Pregnancy & Parenting > relationships
By Pamela M. Peeke, MD, MPH
A few days after you bring that beautiful bundle of joy home from the hospital, it hits you: Oh. My. God. I'm responsible for this child for the next 18 years! What do I know about parenting? How am I going to make sure this child turns out OK in today's world?
- Relax. You may not know much about parenting, but there are plenty of experts who do. Here are some things they found that can increase your odds of raising a healthy, happy, independent, successful kid.
- Maintain high expectations. If you expect your child to make Cs, he will. If you expect your child to make As, he might not always make them, but he will certainly come closer than if you only expected Cs. The same is true for all other aspects of your child's life. For instance, researchers found that the more positively parents viewed their children and the higher their expectations, the less likely the kids were to use drugs or drink alcohol in middle school. The same held in the teenaged years. Think of positive parenting as a kind of vaccine to protect your children against the negative effects of peer pressure.
- Provide a spiritual life. Researchers find that high schoolers who perceive religion as important in their lives are less likely to smoke, drink and use marijuana. Religion is important in many ways: boosting kids' self-esteem, providing a sense of community and offering a healthy option for problem solving. That self-esteem thing matters: girls with high self-esteem are much less likely to have sex at a young age than those who think little of themselves.
- Encourage relationships with other adults. Researchers find that kids with a strong "mentor" in their life (think coach, teacher or counselor) are less likely to engage in risky behavior, such as drinking, using drugs, violence and sex, than those without one.

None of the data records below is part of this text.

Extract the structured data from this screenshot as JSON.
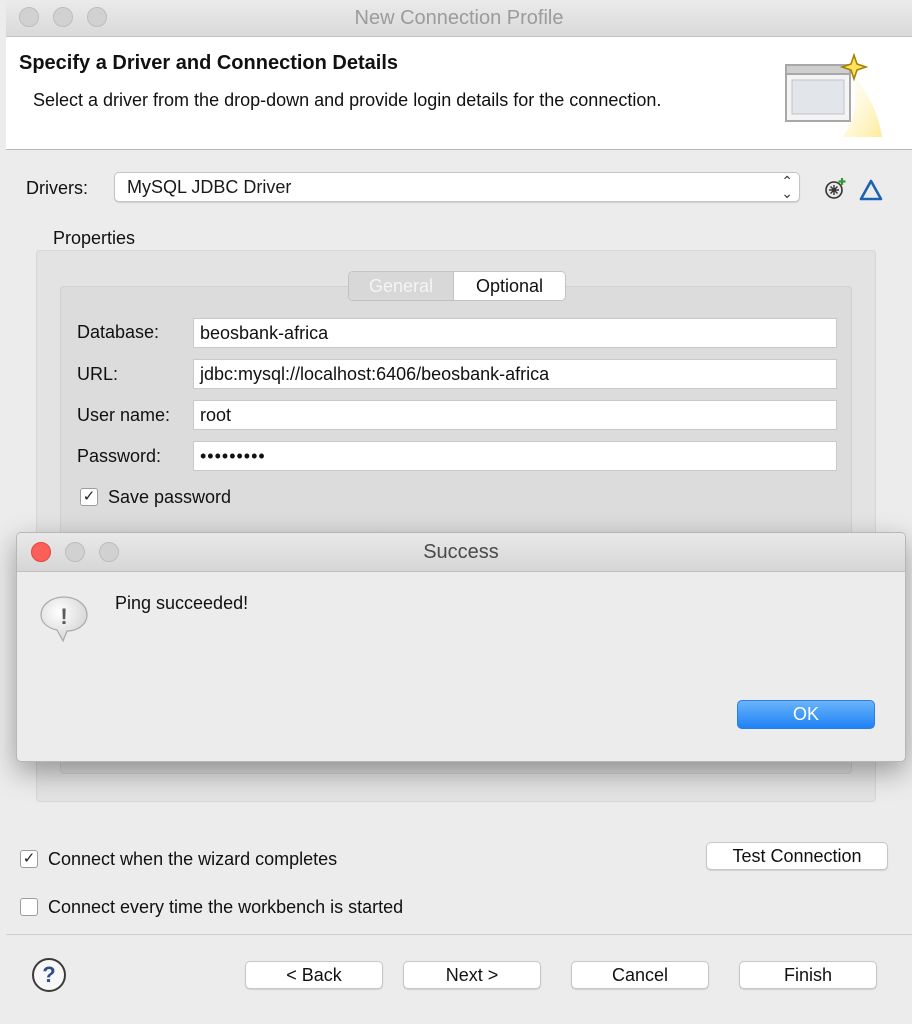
{
  "window": {
    "title": "New Connection Profile"
  },
  "header": {
    "title": "Specify a Driver and Connection Details",
    "description": "Select a driver from the drop-down and provide login details for the connection."
  },
  "drivers": {
    "label": "Drivers:",
    "selected": "MySQL JDBC Driver",
    "arrow": "⌃⌄"
  },
  "properties": {
    "label": "Properties",
    "tabs": [
      {
        "label": "General",
        "active": true
      },
      {
        "label": "Optional",
        "active": false
      }
    ],
    "fields": {
      "database": {
        "label": "Database:",
        "value": "beosbank-africa"
      },
      "url": {
        "label": "URL:",
        "value": "jdbc:mysql://localhost:6406/beosbank-africa"
      },
      "username": {
        "label": "User name:",
        "value": "root"
      },
      "password": {
        "label": "Password:",
        "value": "•••••••••"
      }
    },
    "save_password": {
      "label": "Save password",
      "checked": true,
      "mark": "✓"
    }
  },
  "options": {
    "connect_when_complete": {
      "label": "Connect when the wizard completes",
      "checked": true,
      "mark": "✓"
    },
    "connect_every_time": {
      "label": "Connect every time the workbench is started",
      "checked": false
    }
  },
  "test_connection_label": "Test Connection",
  "footer": {
    "help_icon": "?",
    "back_label": "< Back",
    "next_label": "Next >",
    "cancel_label": "Cancel",
    "finish_label": "Finish"
  },
  "dialog": {
    "title": "Success",
    "message": "Ping succeeded!",
    "icon_glyph": "!",
    "ok_label": "OK"
  },
  "colors": {
    "close_red": "#fc5f57",
    "ok_blue": "#1e83f5",
    "delta_blue": "#1a63b4"
  }
}
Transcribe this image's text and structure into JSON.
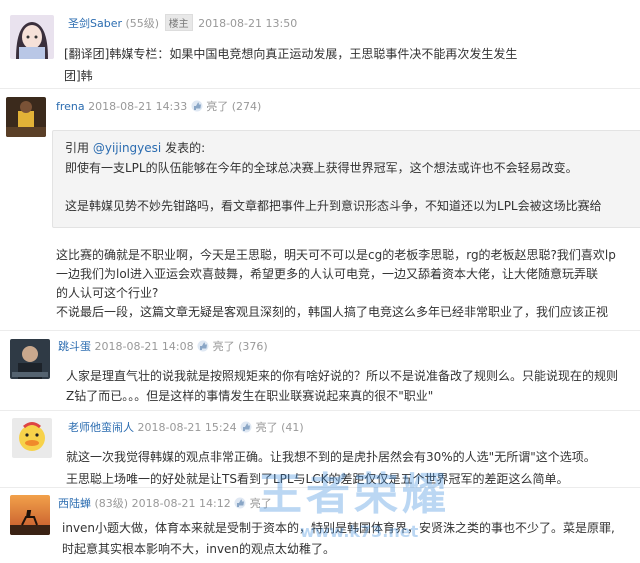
{
  "posts": [
    {
      "user": "圣剑Saber",
      "level": "(55级)",
      "badge": "楼主",
      "time": "2018-08-21 13:50",
      "lines": [
        "[翻译团]韩媒专栏：如果中国电竞想向真正运动发展，王思聪事件决不能再次发生发生",
        "团]韩"
      ]
    },
    {
      "user": "frena",
      "time": "2018-08-21 14:33",
      "like": "亮了",
      "like_count": "(274)",
      "quote": {
        "head_prefix": "引用",
        "head_user": "@yijingyesi",
        "head_suffix": "发表的:",
        "line1": "即使有一支LPL的队伍能够在今年的全球总决赛上获得世界冠军，这个想法或许也不会轻易改变。",
        "line2": "这是韩媒见势不妙先钳路吗，看文章都把事件上升到意识形态斗争，不知道还以为LPL会被这场比赛给"
      },
      "lines": [
        "这比赛的确就是不职业啊，今天是王思聪，明天可不可以是cg的老板李思聪，rg的老板赵思聪?我们喜欢lp",
        "一边我们为lol进入亚运会欢喜鼓舞，希望更多的人认可电竞，一边又舔着资本大佬，让大佬随意玩弄联",
        "的人认可这个行业?",
        "不说最后一段，这篇文章无疑是客观且深刻的，韩国人搞了电竞这么多年已经非常职业了，我们应该正视"
      ]
    },
    {
      "user": "跳斗蛋",
      "time": "2018-08-21 14:08",
      "like": "亮了",
      "like_count": "(376)",
      "lines": [
        "人家是理直气壮的说我就是按照规矩来的你有啥好说的？所以不是说准备改了规则么。只能说现在的规则",
        "Z钻了而已。。。但是这样的事情发生在职业联赛说起来真的很不\"职业\""
      ]
    },
    {
      "user": "老师他蛮闹人",
      "time": "2018-08-21 15:24",
      "like": "亮了",
      "like_count": "(41)",
      "lines": [
        "就这一次我觉得韩媒的观点非常正确。让我想不到的是虎扑居然会有30%的人选\"无所谓\"这个选项。",
        "王思聪上场唯一的好处就是让TS看到了LPL与LCK的差距仅仅是五个世界冠军的差距这么简单。"
      ]
    },
    {
      "user": "西陆蝉",
      "level": "(83级)",
      "time": "2018-08-21 14:12",
      "like": "亮了",
      "lines": [
        "inven小题大做，体育本来就是受制于资本的，特别是韩国体育界，安贤洙之类的事也不少了。菜是原罪,",
        "时起意其实根本影响不大，inven的观点太幼稚了。"
      ]
    }
  ],
  "watermark": {
    "main": "王者荣耀",
    "sub": "www.k73.net"
  },
  "colors": {
    "username": "#2b6cb0",
    "meta": "#999999",
    "quote_bg": "#f4f4f4",
    "watermark": "#3c8cdc"
  }
}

- Eat dinner together at least five nights a week. Even if it's takeout, the simple act of sharing a meal as family leads to well-adjusted kids who do better at school, have better relationships with their friends and are less likely to do drugs or become depressed. They also have healthier diets than kids who don't eat with their families and are less likely to be overweight or obese.
- Be active together. Your kids won't become physically active if they see you lying on the couch all the time. Find activities you can do together, such as swimming, biking, playing on a family softball team, etc. And get your kids involved in team sports early on—the recreational level is fine! A sport teaches teamwork, puts them in contact with other authority figures and provides an innate sense of accomplishment.
- Be a parent, not a friend. Whether she's 2 or 12, your child needs boundaries. It is your job to provide them. Although it's harder to set and enforce rules than to give in and be their "friend," the results will be worth the effort.